Éric Dupond-Moretti souhaite réduire le nombre de détenus en prison face à l’épidémie de coronavirus, mais ça n’a rien à voir avec de l’impunité. Lundi, le Figaro a dévoilé une note du ministère de la Justice envoyée aux parquets et aux services pénitentiaires rappelant la nécessité de "maintenir autant que possible", dans chaque établissement, une densité carcérale "compatible avec les mesures sanitaires"

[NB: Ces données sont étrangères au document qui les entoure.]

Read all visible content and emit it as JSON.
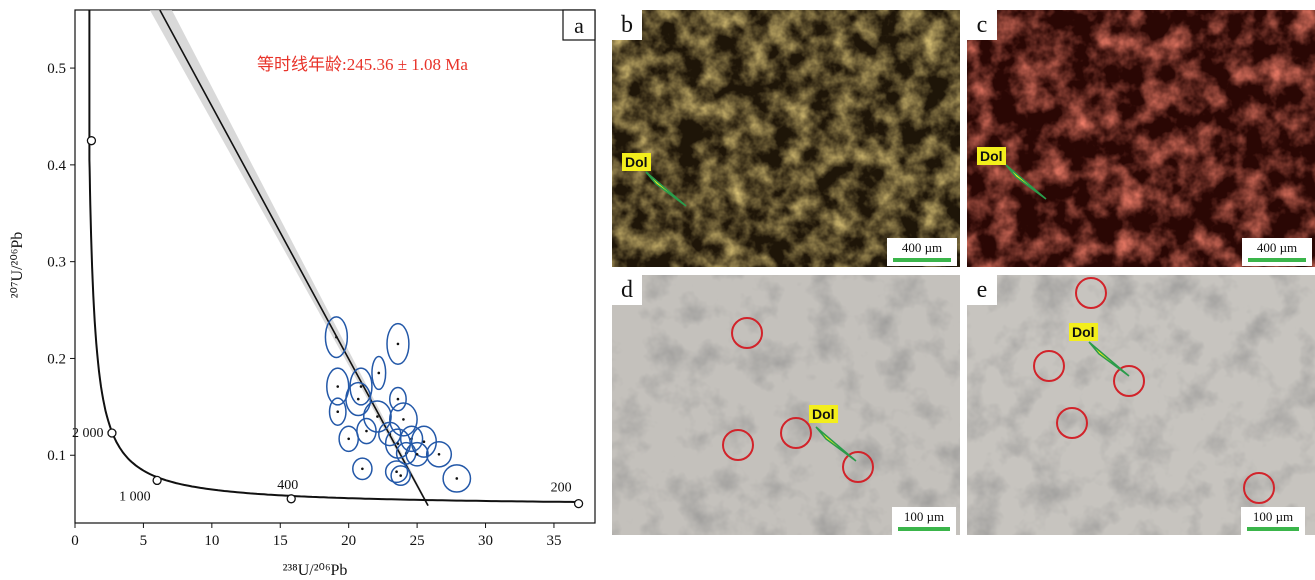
{
  "panel_a": {
    "label": "a",
    "isochron_text": "等时线年龄:245.36 ± 1.08 Ma",
    "isochron_color": "#e8332a",
    "concordia_labels": [
      "2 000",
      "1 000",
      "400",
      "200"
    ],
    "concordia_points": [
      {
        "x": 1.2,
        "y": 0.425,
        "label": ""
      },
      {
        "x": 2.7,
        "y": 0.123,
        "label": "2 000"
      },
      {
        "x": 6.0,
        "y": 0.074,
        "label": "1 000"
      },
      {
        "x": 15.8,
        "y": 0.055,
        "label": "400"
      },
      {
        "x": 36.8,
        "y": 0.05,
        "label": "200"
      }
    ],
    "ellipse_color": "#2358a8"
  },
  "chart_data": {
    "type": "scatter",
    "xlabel_text": "²³⁸U/²⁰⁶Pb",
    "ylabel_text": "²⁰⁷U/²⁰⁶Pb",
    "xlim": [
      0,
      38
    ],
    "ylim": [
      0.03,
      0.56
    ],
    "xticks": [
      "0",
      "5",
      "10",
      "15",
      "20",
      "25",
      "30",
      "35"
    ],
    "yticks": [
      "0.1",
      "0.2",
      "0.3",
      "0.4",
      "0.5"
    ],
    "isochron_line": {
      "x0": 6.2,
      "y0": 0.56,
      "x1": 25.8,
      "y1": 0.048
    },
    "points": [
      {
        "x": 19.1,
        "y": 0.222,
        "rx": 0.8,
        "ry": 0.021
      },
      {
        "x": 23.6,
        "y": 0.215,
        "rx": 0.8,
        "ry": 0.021
      },
      {
        "x": 22.2,
        "y": 0.185,
        "rx": 0.5,
        "ry": 0.017
      },
      {
        "x": 19.2,
        "y": 0.171,
        "rx": 0.8,
        "ry": 0.019
      },
      {
        "x": 20.9,
        "y": 0.171,
        "rx": 0.8,
        "ry": 0.019
      },
      {
        "x": 20.7,
        "y": 0.158,
        "rx": 0.9,
        "ry": 0.017
      },
      {
        "x": 23.6,
        "y": 0.158,
        "rx": 0.6,
        "ry": 0.012
      },
      {
        "x": 19.2,
        "y": 0.145,
        "rx": 0.6,
        "ry": 0.014
      },
      {
        "x": 22.1,
        "y": 0.14,
        "rx": 1.0,
        "ry": 0.016
      },
      {
        "x": 24.0,
        "y": 0.137,
        "rx": 1.0,
        "ry": 0.017
      },
      {
        "x": 21.3,
        "y": 0.125,
        "rx": 0.7,
        "ry": 0.013
      },
      {
        "x": 23.0,
        "y": 0.122,
        "rx": 0.8,
        "ry": 0.012
      },
      {
        "x": 20.0,
        "y": 0.117,
        "rx": 0.7,
        "ry": 0.013
      },
      {
        "x": 23.6,
        "y": 0.112,
        "rx": 0.9,
        "ry": 0.015
      },
      {
        "x": 24.6,
        "y": 0.117,
        "rx": 0.8,
        "ry": 0.013
      },
      {
        "x": 25.5,
        "y": 0.114,
        "rx": 0.9,
        "ry": 0.016
      },
      {
        "x": 24.2,
        "y": 0.102,
        "rx": 0.7,
        "ry": 0.011
      },
      {
        "x": 25.0,
        "y": 0.101,
        "rx": 0.8,
        "ry": 0.012
      },
      {
        "x": 26.6,
        "y": 0.101,
        "rx": 0.9,
        "ry": 0.013
      },
      {
        "x": 21.0,
        "y": 0.086,
        "rx": 0.7,
        "ry": 0.011
      },
      {
        "x": 23.5,
        "y": 0.083,
        "rx": 0.8,
        "ry": 0.011
      },
      {
        "x": 23.8,
        "y": 0.079,
        "rx": 0.7,
        "ry": 0.01
      },
      {
        "x": 27.9,
        "y": 0.076,
        "rx": 1.0,
        "ry": 0.014
      }
    ]
  },
  "panels": {
    "b": {
      "label": "b",
      "scale": "400 µm",
      "mineral": "Dol",
      "bg": "#8a6a1c"
    },
    "c": {
      "label": "c",
      "scale": "400 µm",
      "mineral": "Dol",
      "bg": "#5a0f08"
    },
    "d": {
      "label": "d",
      "scale": "100 µm",
      "mineral": "Dol",
      "bg": "#b9b6b1"
    },
    "e": {
      "label": "e",
      "scale": "100 µm",
      "mineral": "Dol",
      "bg": "#bdbab5"
    }
  }
}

Pour limiter cette surpopulation, Éric Dupond-Moretti veut des peines alternatives à l’incarcération comme le bracelet électronique et trouver une autre punition que la prison pour les courtes peines. L’information s'est diffusée en quelques minutes sur les réseaux sociaux, où elle a vite été contestée par une frange à droite de la droite droite. "On sort les délinquants de prison", "Open bar pour les malfrats", "On sacrifie notre sécurité". Le président de Debout la France Nicolas Dupont-Aignan a même écrit "STOP à l'impunité : interpellons, condamnons, enfermons et expulsons !" sans que l’on voie vraiment le rapport. Mais non, le garde des Sceaux ne veut pas libérer mais simplement appliquer la loi, logique pour un ministre de la Justice.

Selon le ministère de la Justice, il y a actuellement en France 62.000 détenus. Pendant le confinement du printemps, ce chiffre était descendu à 59.000. Le garde des Sceaux s’inquiète d’une surpopulation derrière les barreaux qui favoriserait la propagation du virus. Le taux d’occupation atteint les 103% et grimpe même jusqu’à 116% en maisons d’arrêt, où s'entassent les prévenus et les détenus purgeant une courte peine. Cette situation complique à l'évidence le respect des gestes barrières et les mesures d'isolement en cas de contamination.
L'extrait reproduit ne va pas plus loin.